Sweet Potato Soup with Blue Corn Tortillas
You can never have too many soup recipes, so give Sweet Potato Soup with Blue Corn Tortillas a try. This recipe covers 19% of your daily requirements of vitamins and minerals. One portion of this dish contains approximately 8g of protein, 27g of fat, and a total of 537 calories. This recipe serves 6. It will be a hit at your Autumn event. It is a good option if you're following a gluten free and vegetarian diet. From preparation to the plate, this recipe takes around 1 hour and 25 minutes. If you have cilantro leaves, chipotle chile puree, chipotle in adobo puree, and a few other ingredients on hand, you can make it.
Instructions
Watch how to make this recipe.
Whisk together the mashed potatoes, 1 1/2 cups of the broth, ginger, allspice, and nutmeg in a medium saucepan and bring to a simmer over high heat. Reduce the heat to low and cook, stirring occasionally, for 10 minutes.

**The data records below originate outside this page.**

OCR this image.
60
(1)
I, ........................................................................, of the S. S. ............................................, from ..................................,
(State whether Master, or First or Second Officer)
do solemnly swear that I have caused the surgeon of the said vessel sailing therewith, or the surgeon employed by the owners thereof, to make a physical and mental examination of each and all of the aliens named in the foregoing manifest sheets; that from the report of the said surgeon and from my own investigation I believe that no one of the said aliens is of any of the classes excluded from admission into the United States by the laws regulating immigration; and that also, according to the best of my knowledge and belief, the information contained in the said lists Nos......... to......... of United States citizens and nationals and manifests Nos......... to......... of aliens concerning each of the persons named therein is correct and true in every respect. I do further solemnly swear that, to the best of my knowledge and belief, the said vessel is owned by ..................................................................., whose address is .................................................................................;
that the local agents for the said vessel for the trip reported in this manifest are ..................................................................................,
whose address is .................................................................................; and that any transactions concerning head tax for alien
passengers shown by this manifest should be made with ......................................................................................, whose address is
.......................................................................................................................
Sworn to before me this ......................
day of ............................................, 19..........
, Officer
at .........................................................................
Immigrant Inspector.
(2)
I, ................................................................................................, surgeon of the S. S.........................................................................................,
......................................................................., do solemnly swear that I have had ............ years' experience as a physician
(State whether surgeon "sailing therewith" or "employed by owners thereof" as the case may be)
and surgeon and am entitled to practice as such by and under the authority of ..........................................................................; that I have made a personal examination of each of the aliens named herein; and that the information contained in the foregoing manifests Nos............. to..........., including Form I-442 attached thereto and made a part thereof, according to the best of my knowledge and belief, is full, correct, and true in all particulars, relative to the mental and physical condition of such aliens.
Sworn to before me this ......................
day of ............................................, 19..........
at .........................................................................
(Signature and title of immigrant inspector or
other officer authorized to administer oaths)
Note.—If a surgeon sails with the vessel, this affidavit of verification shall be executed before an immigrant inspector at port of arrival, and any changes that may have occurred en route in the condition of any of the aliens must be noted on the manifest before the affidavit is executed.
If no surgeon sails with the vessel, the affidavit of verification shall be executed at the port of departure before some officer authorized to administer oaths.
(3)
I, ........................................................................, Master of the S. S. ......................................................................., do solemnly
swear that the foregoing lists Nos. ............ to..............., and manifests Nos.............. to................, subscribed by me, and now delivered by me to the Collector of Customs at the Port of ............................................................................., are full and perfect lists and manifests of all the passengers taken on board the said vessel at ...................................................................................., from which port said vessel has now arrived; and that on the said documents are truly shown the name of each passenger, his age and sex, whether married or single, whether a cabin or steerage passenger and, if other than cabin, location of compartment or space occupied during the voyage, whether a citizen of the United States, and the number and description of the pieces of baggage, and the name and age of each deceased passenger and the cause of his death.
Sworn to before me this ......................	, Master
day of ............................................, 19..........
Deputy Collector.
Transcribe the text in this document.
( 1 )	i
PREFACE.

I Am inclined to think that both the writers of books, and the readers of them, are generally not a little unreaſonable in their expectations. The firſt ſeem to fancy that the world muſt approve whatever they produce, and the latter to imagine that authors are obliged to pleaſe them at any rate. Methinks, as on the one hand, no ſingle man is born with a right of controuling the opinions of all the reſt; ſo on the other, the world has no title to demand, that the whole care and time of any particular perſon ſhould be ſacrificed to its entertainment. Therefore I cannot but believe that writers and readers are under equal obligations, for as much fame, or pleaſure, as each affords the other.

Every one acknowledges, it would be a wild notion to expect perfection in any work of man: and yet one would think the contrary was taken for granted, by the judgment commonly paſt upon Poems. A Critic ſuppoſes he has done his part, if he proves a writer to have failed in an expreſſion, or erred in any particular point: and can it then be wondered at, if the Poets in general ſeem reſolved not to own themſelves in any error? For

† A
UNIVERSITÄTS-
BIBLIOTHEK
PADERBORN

Whisk in the 1/4 cup creme fraiche and more broth, if needed, and cook for 5 minutes.
Whisk together the remaining 1/4 cup of creme fraiche and chipotle puree in a small bowl, and season with salt and pepper. Ladle the soup into bowls and top with a dollop of the creme fraiche, some cilantro leaves and some of the tortilla chips.
Combine the butter, milk, cream and chipotle puree in a small saucepan and bring to a simmer.
While the potatoes are hot, run them though a ricer into a large bowl.
Add the warm milk mixture, syrup, honey, cinnamon and salt and pepper and mix until combined.